Neville Hobson is something of a latecomer in his declaration of war on the middlemen of the media. Curiously titled the "real symbiosis between PR and journalism" rather than "hacks, get your tanks off my lawn", Hobson takes as his springboard a column written by John Lloyd in last weekend's Financial Times, largely to argue for his decision to become involved in Julia Hobsbawm's Editorial Intelligence project.
Lloyd's argument in a nutshell:
Journalism cannot understand itself unless it understands what public relations has done to it; how murky and grubby the relationship can become, with the connivance of both, and how the relationship might work to the benefit of citizens who should be told something like the truth.
Hobson uses this to argue that newspapers don't contain truth. (And he uses the old hack's standby "some might say..." to present it.) What you need, claims Hobson, is the new form of direct communications. Thanks to the miracle of the Interweb, ordinary folks in the street can get the truth straight from the horse's mouth. Just look at that nice David Miliband. He's got a blog and he's using it to deliver the The Truth to The Public. Actually, he's delivering the kind of platitudes that the Thought for the Day segment on the Today programme on Radio 4 served up before it got a working-over a couple of years back.

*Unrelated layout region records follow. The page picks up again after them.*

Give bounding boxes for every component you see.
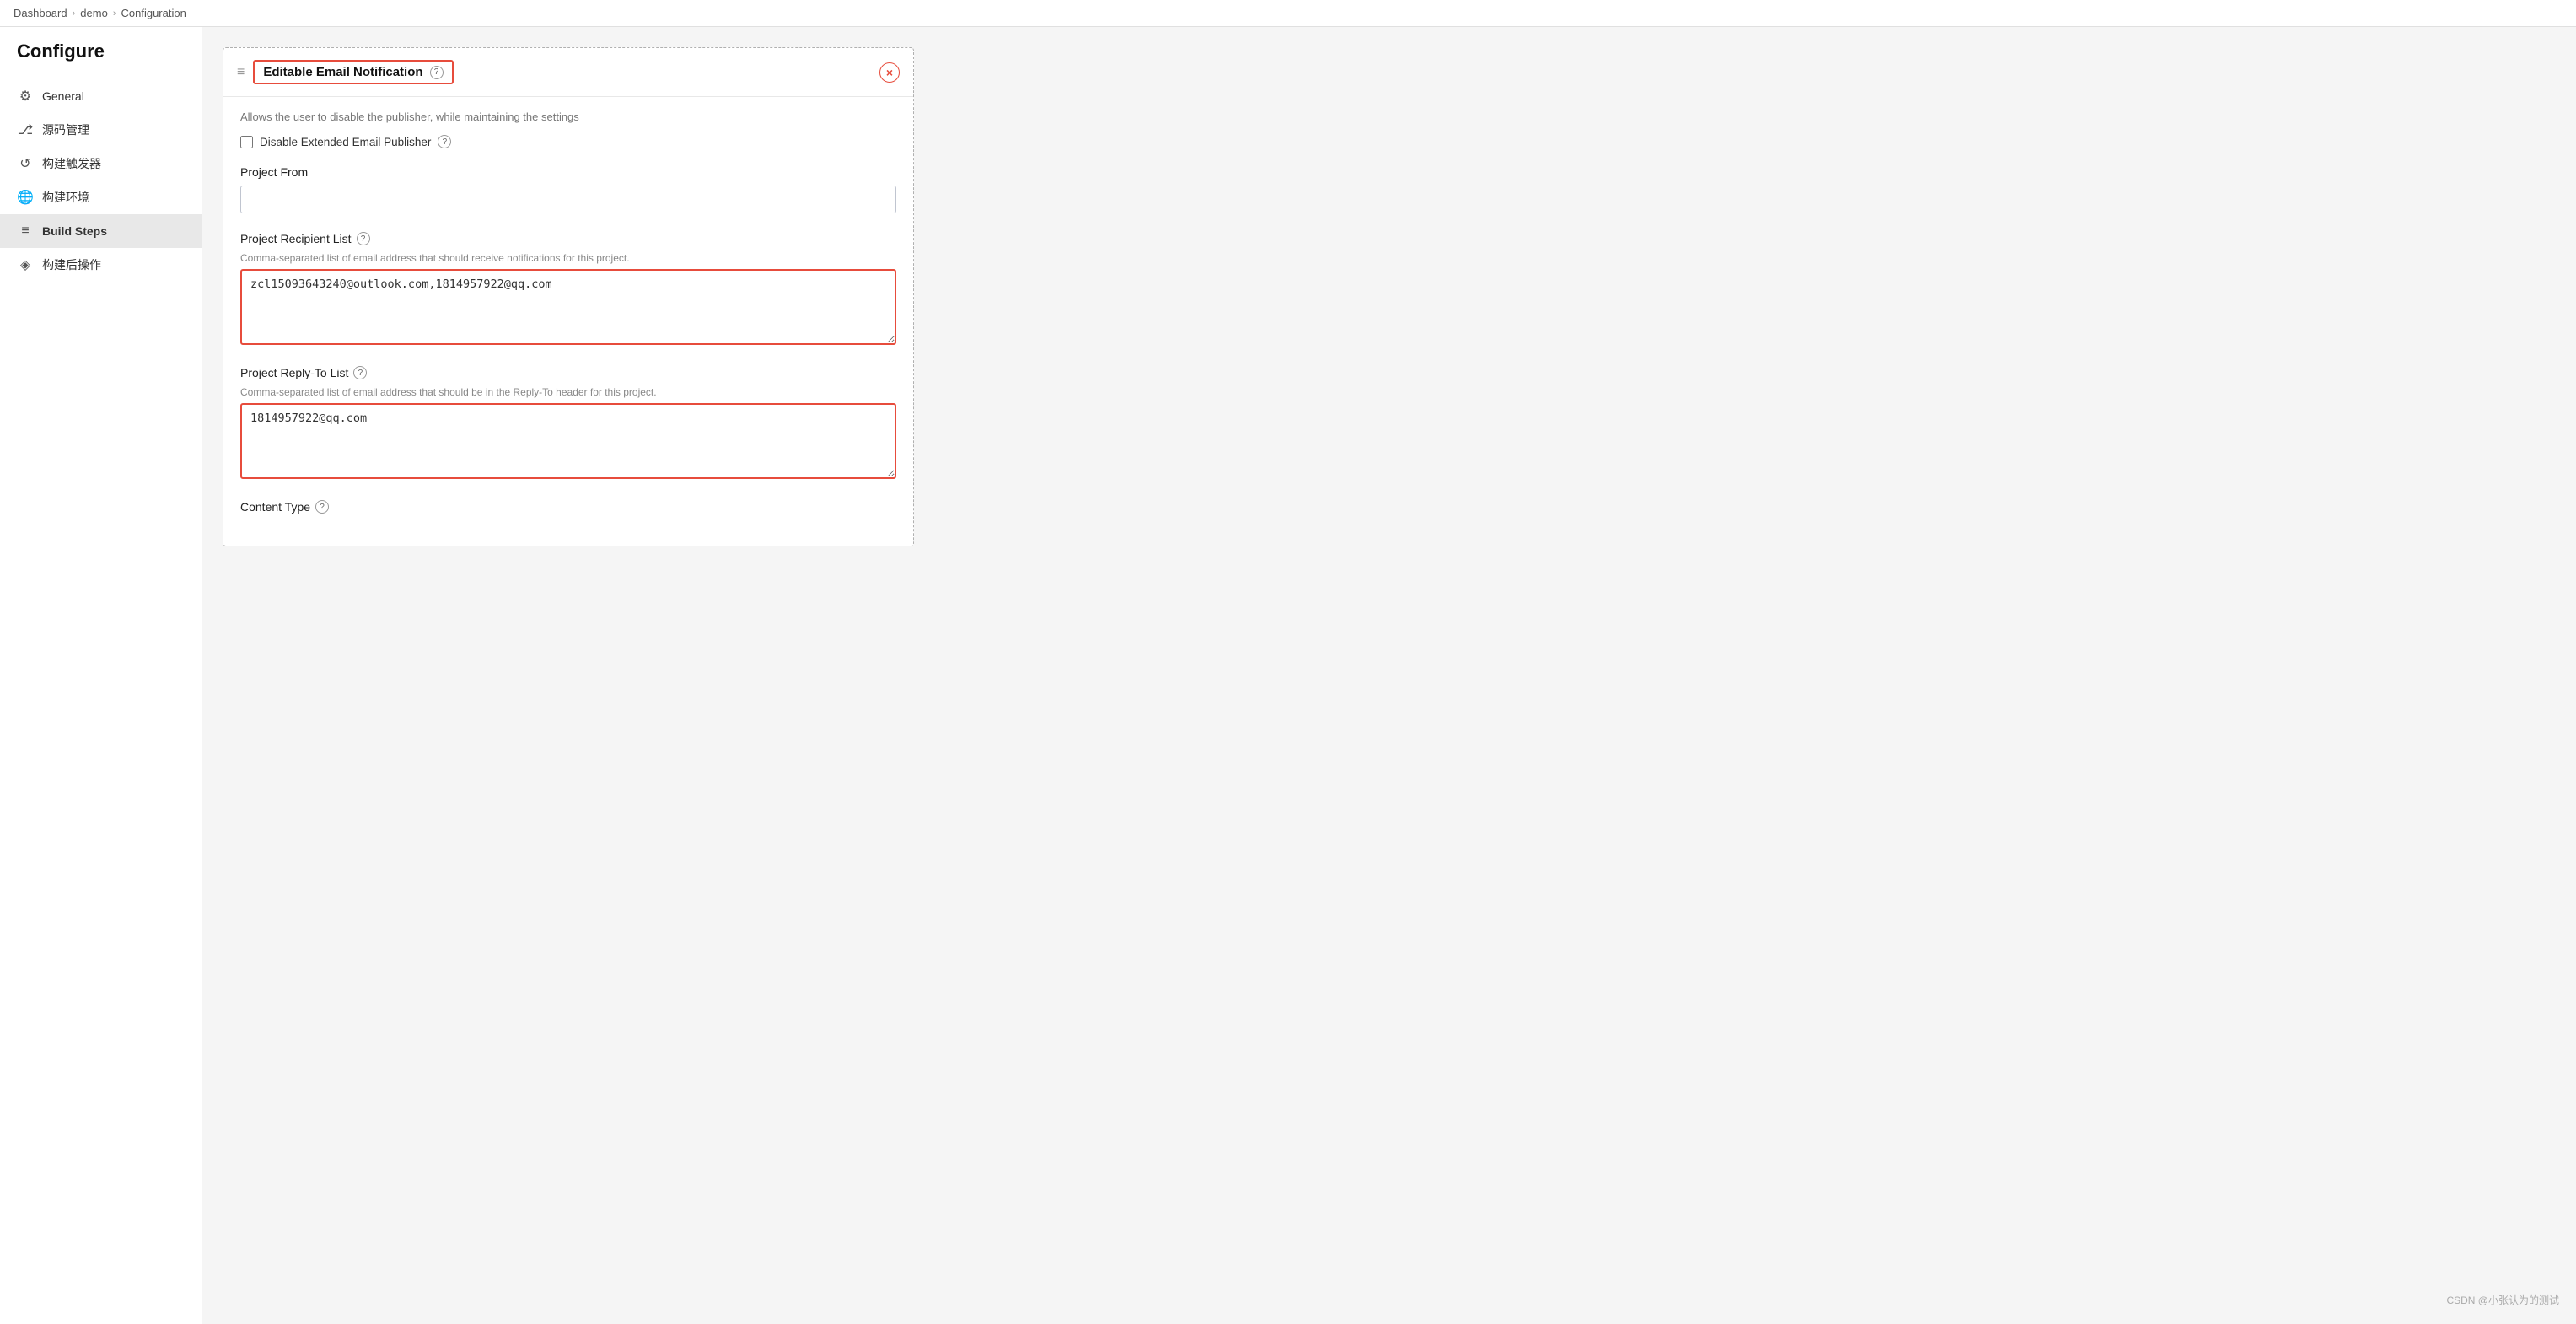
- sidebar-label-source-management: 源码管理: [42, 121, 89, 138]
- sidebar-item-build-env[interactable]: 🌐 构建环境: [0, 180, 202, 214]
- content-type-section: Content Type ?: [240, 500, 896, 514]
- sidebar-item-post-build[interactable]: ◈ 构建后操作: [0, 248, 202, 282]
- main-layout: Configure ⚙ General ⎇ 源码管理 ↺ 构建触发器 🌐 构建环…: [0, 27, 2576, 1324]
- project-from-label: Project From: [240, 165, 896, 179]
- reply-to-helper: Comma-separated list of email address th…: [240, 386, 896, 398]
- breadcrumb-sep-2: ›: [113, 8, 116, 19]
- reply-to-help-icon[interactable]: ?: [353, 366, 367, 379]
- top-bar: Dashboard › demo › Configuration: [0, 0, 2576, 27]
- sidebar-label-post-build: 构建后操作: [42, 256, 101, 273]
- disable-publisher-row: Disable Extended Email Publisher ?: [240, 135, 896, 148]
- sidebar-label-general: General: [42, 89, 84, 103]
- reply-to-label-text: Project Reply-To List: [240, 366, 348, 379]
- drag-handle-icon[interactable]: ≡: [237, 65, 245, 80]
- plugin-title-help-icon[interactable]: ?: [430, 66, 444, 79]
- breadcrumb: Dashboard › demo › Configuration: [13, 7, 186, 19]
- sidebar-item-general[interactable]: ⚙ General: [0, 79, 202, 113]
- disable-publisher-checkbox[interactable]: [240, 136, 253, 148]
- sidebar-item-build-triggers[interactable]: ↺ 构建触发器: [0, 147, 202, 180]
- content-area: ≡ Editable Email Notification ? × Allows…: [202, 27, 2576, 1324]
- sidebar: Configure ⚙ General ⎇ 源码管理 ↺ 构建触发器 🌐 构建环…: [0, 27, 202, 1324]
- disable-publisher-help-icon[interactable]: ?: [438, 135, 451, 148]
- watermark: CSDN @小张认为的测试: [2446, 1293, 2559, 1307]
- reply-to-section: Project Reply-To List ? Comma-separated …: [240, 366, 896, 482]
- content-type-label-text: Content Type: [240, 500, 310, 514]
- recipient-list-section: Project Recipient List ? Comma-separated…: [240, 232, 896, 347]
- plugin-close-button[interactable]: ×: [879, 62, 900, 83]
- sidebar-item-source-management[interactable]: ⎇ 源码管理: [0, 113, 202, 147]
- plugin-description: Allows the user to disable the publisher…: [240, 110, 896, 123]
- recipient-list-label-text: Project Recipient List: [240, 232, 352, 245]
- gear-icon: ⚙: [17, 88, 34, 105]
- disable-publisher-label[interactable]: Disable Extended Email Publisher: [260, 136, 431, 148]
- globe-icon: 🌐: [17, 189, 34, 206]
- plugin-card: ≡ Editable Email Notification ? × Allows…: [223, 47, 914, 546]
- recipient-list-help-icon[interactable]: ?: [357, 232, 370, 245]
- recipient-list-helper: Comma-separated list of email address th…: [240, 252, 896, 264]
- project-from-section: Project From: [240, 165, 896, 213]
- content-type-label: Content Type ?: [240, 500, 896, 514]
- reply-to-textarea[interactable]: 1814957922@qq.com: [240, 403, 896, 479]
- list-icon: ≡: [17, 223, 34, 240]
- plugin-body: Allows the user to disable the publisher…: [223, 97, 913, 546]
- branch-icon: ⎇: [17, 121, 34, 138]
- plugin-header: ≡ Editable Email Notification ? ×: [223, 48, 913, 97]
- sidebar-label-build-env: 构建环境: [42, 189, 89, 206]
- breadcrumb-current: Configuration: [121, 7, 186, 19]
- content-type-help-icon[interactable]: ?: [315, 500, 329, 514]
- reply-to-label: Project Reply-To List ?: [240, 366, 896, 379]
- plugin-title: Editable Email Notification: [263, 65, 422, 79]
- plugin-title-box: Editable Email Notification ?: [253, 60, 453, 84]
- project-from-input[interactable]: [240, 186, 896, 213]
- sidebar-label-build-triggers: 构建触发器: [42, 155, 101, 172]
- breadcrumb-demo[interactable]: demo: [80, 7, 108, 19]
- sidebar-label-build-steps: Build Steps: [42, 224, 107, 238]
- plugin-header-left: ≡ Editable Email Notification ?: [237, 60, 454, 84]
- breadcrumb-sep-1: ›: [73, 8, 76, 19]
- sidebar-title: Configure: [0, 40, 202, 79]
- recipient-list-textarea[interactable]: zcl15093643240@outlook.com,1814957922@qq…: [240, 269, 896, 345]
- post-build-icon: ◈: [17, 256, 34, 273]
- recipient-list-label: Project Recipient List ?: [240, 232, 896, 245]
- sidebar-item-build-steps[interactable]: ≡ Build Steps: [0, 214, 202, 248]
- app-container: Dashboard › demo › Configuration Configu…: [0, 0, 2576, 1324]
- trigger-icon: ↺: [17, 155, 34, 172]
- breadcrumb-dashboard[interactable]: Dashboard: [13, 7, 67, 19]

Miliband has discovered that, with the Internet, there is no need to go through the Filter, as George W Bush, in a rare moment of lucidity, described the US media. It is at this point that I began to wonder where Hobson, who has been blogging for a while, has been for the last few years. This is by no means a new argument in the blogging environment.
The transparency argument goes: if only those pesky people in the middle got out of the way, everything would be dandy. Well, the public has had the choice now for a few years. Never before has the public had access to so much direct corporate or government information. The public does not need the versions spun by the media - the raw materials are all there. And they remain as dull and impenetrable as before the day the doors to this electronic cave of wonders were thrown open. What Hobson conveniently forgets is that the spinning performed by press and PRs does not happen in a vacuum. It is all done with more than a nod to the audience. No-one would tell a market analyst they want more spin; but that is what many people do by their actions.
The Internet gave the US administration a more efficient way of going around the press and communicate direct with the public. No more pesky Filter types. They got to bang their heads against the no-comment machine of Scott McClellan. So, what actually happened. Did the US publlic get more truth? No, of course not. It got even more published spin than ever before. Visible political discourse in the US now consists of two polarised camps of bloggers taking lumps out of each other over every statement made by Republican or Democrat. Curiously, even given unprecedented access to direct information, most of them link to the New York Times or the Washington Post. Why? People seem to like it like that.
To say that removing the middlemen will suddenly allow the truth to shine through is nonsense. And it's demonstrable nonsense because we now have several years of mass use of the Internet to point to. Far from disintermediating, the Internet has provided opportunities for many more intermediaries. There is greater choice, which will allow journalists and PRs to go their separate ways. But, there is nothing about XML or any other part of electronic social media that will engender a sudden move to honesty and truth.